Texte(s) extrait(s) de : Un amour comme tant d'autres ? Handicaps moteurs et sexualité. Dr B. Soulier. Ed. APF 2001,Chapitre XIV : Questions spécifiques à certains handicaps

Voir pages principales Sexualité et Polyarthrite de moteurline

1. Introduction
2. Contraception
3. Ménopause

1. INTRODUCTION

“La polyarthrite rhumatoïde est-elle une “briseuse” de couple ?” C’est une des questions posées dans La polyarthrite en cent questions de M. Dougados et al. (1998). Ce à quoi les auteurs répondent : “Les enquêtes permettent de répondre clairement à la question : non. Il n’existe pas plus de divorces chez les patients souffrant de polyarthrite rhumatoïde que dans la population générale. Il n’en reste pas moins vrai que la PR puisse retentir sur la vie conjugale et familiale. D’après l’enquête menée en 1994 par l’Association Française des Polyarthrites, environ un tiers des malades se sentent incompris par le conjoint. C’est pourtant la famille qui apporte le meilleur soutien pour supporter la maladie, qu’il s’agisse du conjoint (53%), des parents (25 %) ou des enfants (12 %)”.

2. CONTRACEPTION

À la suite de travaux épidémiologiques, M. Dougados et al. (1998) indiquent que :
- “les femmes prenant une contraception orale (pilule) pendant plusieurs années et/ou ayant beaucoup d’enfants, ont moins de risque de développer une polyarthrite rhumatoïde. Ces données suggèrent que les hormones sexuelles et notamment les œstrogènes ont un effet bénéfique sur la polyarthrite rhumatoïde ;
- l’utilisation d’anti-inflammatoires pourrait rendre le stérilet moins opérationnel (risque de grossesse).
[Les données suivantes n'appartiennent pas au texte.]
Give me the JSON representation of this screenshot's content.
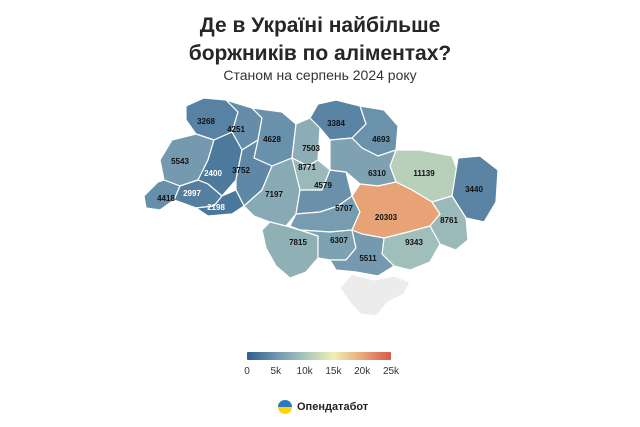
{
  "header": {
    "title_line1": "Де в Україні найбільше",
    "title_line2": "боржників по аліментах?",
    "subtitle": "Станом на серпень 2024 року"
  },
  "map": {
    "regions": [
      {
        "id": "volyn",
        "value": 3268
      },
      {
        "id": "rivne",
        "value": 4251
      },
      {
        "id": "zhytomyr",
        "value": 4628
      },
      {
        "id": "kyiv-city",
        "value": 7503
      },
      {
        "id": "kyiv-oblast",
        "value": 8771
      },
      {
        "id": "chernihiv",
        "value": 3384
      },
      {
        "id": "sumy",
        "value": 4693
      },
      {
        "id": "kharkiv",
        "value": 11139
      },
      {
        "id": "luhansk",
        "value": 3440
      },
      {
        "id": "lviv",
        "value": 5543
      },
      {
        "id": "ternopil",
        "value": 2400
      },
      {
        "id": "khmelnytskyi",
        "value": 3752
      },
      {
        "id": "zakarpattia",
        "value": 4418
      },
      {
        "id": "ivano-frankivsk",
        "value": 2997
      },
      {
        "id": "chernivtsi",
        "value": 2198
      },
      {
        "id": "vinnytsia",
        "value": 7197
      },
      {
        "id": "cherkasy",
        "value": 4579
      },
      {
        "id": "poltava",
        "value": 6310
      },
      {
        "id": "kirovohrad",
        "value": 5707
      },
      {
        "id": "dnipropetrovsk",
        "value": 20303
      },
      {
        "id": "donetsk",
        "value": 8761
      },
      {
        "id": "odesa",
        "value": 7815
      },
      {
        "id": "mykolaiv",
        "value": 6307
      },
      {
        "id": "zaporizhzhia",
        "value": 9343
      },
      {
        "id": "kherson",
        "value": 5511
      },
      {
        "id": "crimea",
        "value": null
      }
    ],
    "no_data_color": "#ececec"
  },
  "legend": {
    "min": 0,
    "max": 25000,
    "colors": [
      "#2e5f8f",
      "#6f95ad",
      "#a8c5bc",
      "#eef0b2",
      "#e8a878",
      "#d65a49"
    ],
    "ticks": [
      "0",
      "5k",
      "10k",
      "15k",
      "20k",
      "25k"
    ],
    "tick_values": [
      0,
      5000,
      10000,
      15000,
      20000,
      25000
    ]
  },
  "footer": {
    "brand": "Опендатабот",
    "brand_icon": "opendatabot-logo-icon"
  }
}
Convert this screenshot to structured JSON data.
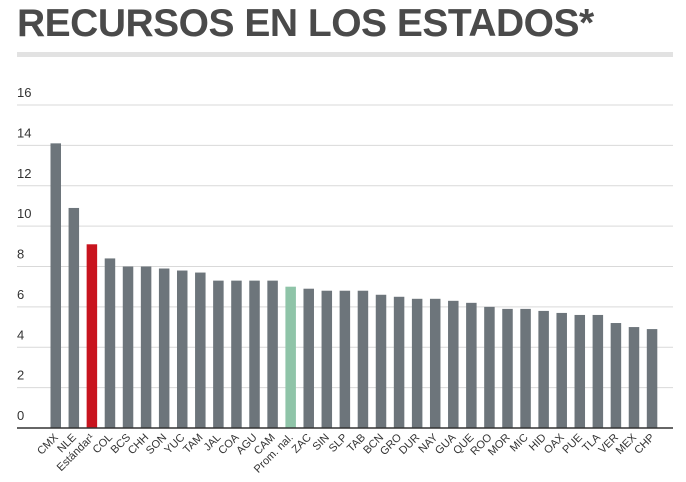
{
  "header": {
    "title": "RECURSOS EN LOS ESTADOS*"
  },
  "chart_data": {
    "type": "bar",
    "title": "RECURSOS EN LOS ESTADOS*",
    "xlabel": "",
    "ylabel": "",
    "ylim": [
      0,
      16
    ],
    "yticks": [
      "0",
      "2",
      "4",
      "6",
      "8",
      "10",
      "12",
      "14",
      "16"
    ],
    "grid": true,
    "legend": "none",
    "colors": {
      "default": "#6d757b",
      "standard": "#c8141e",
      "average": "#8fc4a8",
      "grid": "#d9d9d9",
      "axis": "#333333"
    },
    "categories": [
      "CMX",
      "NLE",
      "Estándar¹",
      "COL",
      "BCS",
      "CHH",
      "SON",
      "YUC",
      "TAM",
      "JAL",
      "COA",
      "AGU",
      "CAM",
      "Prom. nal.",
      "ZAC",
      "SIN",
      "SLP",
      "TAB",
      "BCN",
      "GRO",
      "DUR",
      "NAY",
      "GUA",
      "QUE",
      "ROO",
      "MOR",
      "MIC",
      "HID",
      "OAX",
      "PUE",
      "TLA",
      "VER",
      "MEX",
      "CHP"
    ],
    "values": [
      14.1,
      10.9,
      9.1,
      8.4,
      8.0,
      8.0,
      7.9,
      7.8,
      7.7,
      7.3,
      7.3,
      7.3,
      7.3,
      7.0,
      6.9,
      6.8,
      6.8,
      6.8,
      6.6,
      6.5,
      6.4,
      6.4,
      6.3,
      6.2,
      6.0,
      5.9,
      5.9,
      5.8,
      5.7,
      5.6,
      5.6,
      5.2,
      5.0,
      4.9
    ],
    "highlight": {
      "Estándar¹": "standard",
      "Prom. nal.": "average"
    }
  }
}
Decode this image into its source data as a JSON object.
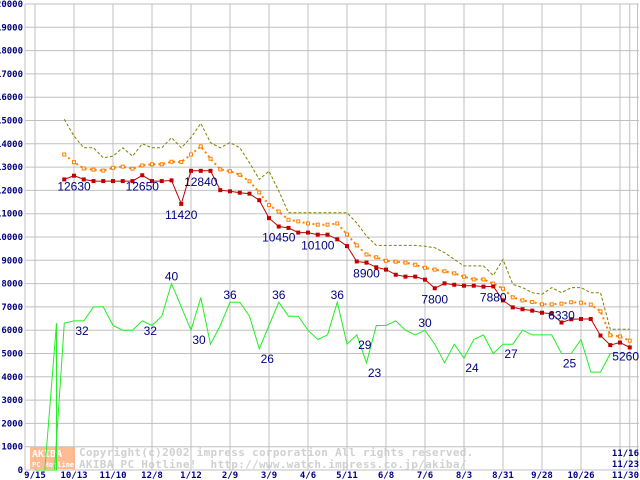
{
  "chart_data": {
    "type": "line",
    "title": "",
    "xlabel": "",
    "ylabel": "",
    "ylim": [
      0,
      20000
    ],
    "yticks": [
      0,
      1000,
      2000,
      3000,
      4000,
      5000,
      6000,
      7000,
      8000,
      9000,
      10000,
      11000,
      12000,
      13000,
      14000,
      15000,
      16000,
      17000,
      18000,
      19000,
      20000
    ],
    "grid": true,
    "x_count": 62,
    "x_ticks": [
      {
        "i": 0,
        "label": "9/15"
      },
      {
        "i": 4,
        "label": "10/13"
      },
      {
        "i": 8,
        "label": "11/10"
      },
      {
        "i": 12,
        "label": "12/8"
      },
      {
        "i": 16,
        "label": "1/12"
      },
      {
        "i": 20,
        "label": "2/9"
      },
      {
        "i": 24,
        "label": "3/9"
      },
      {
        "i": 28,
        "label": "4/6"
      },
      {
        "i": 32,
        "label": "5/11"
      },
      {
        "i": 36,
        "label": "6/8"
      },
      {
        "i": 40,
        "label": "7/6"
      },
      {
        "i": 44,
        "label": "8/3"
      },
      {
        "i": 48,
        "label": "8/31"
      },
      {
        "i": 52,
        "label": "9/28"
      },
      {
        "i": 56,
        "label": "10/26"
      },
      {
        "i": 60,
        "label": "11/16"
      },
      {
        "i": 61,
        "label": "11/23"
      },
      {
        "i": 61.8,
        "label": "11/30"
      }
    ],
    "series": [
      {
        "name": "max",
        "color": "#808000",
        "style": "dashed",
        "values": [
          null,
          null,
          null,
          15050,
          14330,
          13830,
          13830,
          13400,
          13470,
          13830,
          13470,
          14000,
          13830,
          13830,
          14260,
          13830,
          14260,
          14880,
          14050,
          13830,
          14050,
          13830,
          13190,
          12470,
          12830,
          11970,
          11040,
          11040,
          11040,
          11040,
          11040,
          11040,
          11040,
          10600,
          10040,
          9640,
          9640,
          9640,
          9640,
          9640,
          9600,
          9540,
          9330,
          9040,
          8760,
          8760,
          8760,
          8350,
          9040,
          7970,
          7830,
          7610,
          7540,
          7830,
          7610,
          7830,
          7830,
          7610,
          7610,
          6040,
          6040,
          6040
        ]
      },
      {
        "name": "average",
        "color": "#ff8000",
        "style": "dotted-hollow-square",
        "values": [
          null,
          null,
          null,
          13540,
          13210,
          12940,
          12890,
          12850,
          12970,
          13020,
          12930,
          13070,
          13120,
          13120,
          13230,
          13220,
          13540,
          13890,
          13360,
          12900,
          12820,
          12670,
          12390,
          11910,
          11370,
          11090,
          10740,
          10670,
          10580,
          10530,
          10530,
          10580,
          10110,
          9640,
          9250,
          9130,
          8980,
          8940,
          8900,
          8810,
          8680,
          8600,
          8530,
          8440,
          8300,
          8180,
          8180,
          8000,
          7780,
          7410,
          7280,
          7210,
          7110,
          7110,
          7140,
          7200,
          7180,
          7100,
          6810,
          5780,
          5730,
          5550
        ]
      },
      {
        "name": "min",
        "color": "#c00000",
        "style": "solid-square",
        "values": [
          null,
          null,
          null,
          12470,
          12630,
          12470,
          12400,
          12400,
          12400,
          12400,
          12400,
          12650,
          12400,
          12400,
          12430,
          11420,
          12840,
          12840,
          12840,
          12010,
          11960,
          11900,
          11860,
          11580,
          10810,
          10450,
          10390,
          10190,
          10190,
          10100,
          10100,
          9900,
          9610,
          8950,
          8900,
          8700,
          8600,
          8380,
          8300,
          8300,
          8170,
          7800,
          8010,
          7950,
          7910,
          7910,
          7870,
          7880,
          7280,
          6980,
          6900,
          6840,
          6750,
          6710,
          6330,
          6470,
          6480,
          6480,
          5770,
          5360,
          5470,
          5260
        ]
      },
      {
        "name": "count",
        "color": "#22ee22",
        "style": "solid",
        "scale": 200,
        "values": [
          0,
          0,
          0,
          31.5,
          32,
          32,
          35,
          35,
          31,
          30,
          30,
          32,
          31,
          33,
          40,
          35,
          30,
          37,
          27,
          31,
          36,
          36,
          33,
          26,
          31,
          36,
          33,
          33,
          30,
          28,
          29,
          36,
          27,
          29,
          23,
          31,
          31,
          32,
          30,
          29,
          30,
          27,
          23,
          27,
          24,
          28,
          29,
          25,
          27,
          27,
          30,
          29,
          29,
          29,
          25,
          25,
          28,
          21,
          21,
          25,
          25,
          25
        ]
      }
    ],
    "annotations": [
      {
        "series": "min",
        "i": 4,
        "text": "12630",
        "pos": "below"
      },
      {
        "series": "min",
        "i": 11,
        "text": "12650",
        "pos": "below"
      },
      {
        "series": "min",
        "i": 15,
        "text": "11420",
        "pos": "below"
      },
      {
        "series": "min",
        "i": 17,
        "text": "12840",
        "pos": "below"
      },
      {
        "series": "min",
        "i": 25,
        "text": "10450",
        "pos": "below"
      },
      {
        "series": "min",
        "i": 29,
        "text": "10100",
        "pos": "below"
      },
      {
        "series": "min",
        "i": 34,
        "text": "8900",
        "pos": "below"
      },
      {
        "series": "min",
        "i": 41,
        "text": "7800",
        "pos": "below"
      },
      {
        "series": "min",
        "i": 47,
        "text": "7880",
        "pos": "below"
      },
      {
        "series": "min",
        "i": 54,
        "text": "6330",
        "pos": "above"
      },
      {
        "series": "min",
        "i": 61,
        "text": "5260",
        "pos": "below-right"
      },
      {
        "series": "count",
        "i": 4,
        "text": "32",
        "pos": "below"
      },
      {
        "series": "count",
        "i": 11,
        "text": "32",
        "pos": "below"
      },
      {
        "series": "count",
        "i": 14,
        "text": "40",
        "pos": "above"
      },
      {
        "series": "count",
        "i": 16,
        "text": "30",
        "pos": "below"
      },
      {
        "series": "count",
        "i": 20,
        "text": "36",
        "pos": "above"
      },
      {
        "series": "count",
        "i": 23,
        "text": "26",
        "pos": "below"
      },
      {
        "series": "count",
        "i": 25,
        "text": "36",
        "pos": "above"
      },
      {
        "series": "count",
        "i": 31,
        "text": "36",
        "pos": "above"
      },
      {
        "series": "count",
        "i": 33,
        "text": "29",
        "pos": "below"
      },
      {
        "series": "count",
        "i": 34,
        "text": "23",
        "pos": "below"
      },
      {
        "series": "count",
        "i": 40,
        "text": "30",
        "pos": "above"
      },
      {
        "series": "count",
        "i": 44,
        "text": "24",
        "pos": "below"
      },
      {
        "series": "count",
        "i": 48,
        "text": "27",
        "pos": "below"
      },
      {
        "series": "count",
        "i": 54,
        "text": "25",
        "pos": "below"
      }
    ]
  },
  "watermark": {
    "copyright": "Copyright(c)2002 impress corporation All rights reserved.",
    "site": "AKIBA PC Hotline!  http://www.watch.impress.co.jp/akiba/",
    "logo_top": "AKIBA",
    "logo_bottom": "PC Hotline!"
  }
}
Ceci n’est cependant pas démontré formellement. Si possible, ne pas utiliser le stérilet ou y associer une contraception locale complémentaire pendant les phases ovulatoires (du 9e au 17e jour du cycle) ;
a tous les autres moyens contraceptifs peuvent être utilisés.”

3. MENOPAUSE

Pendant la ménopause, on conseille un traitement hormonal substitutif, excepté en cas de contre-indication formelle (cancer du sein, phlébite, embolie…), car il réduit le risque d’ostéoporose et les œstrogènes ne peuvent qu’avoir un effet bénéfique sur la polyarthrite.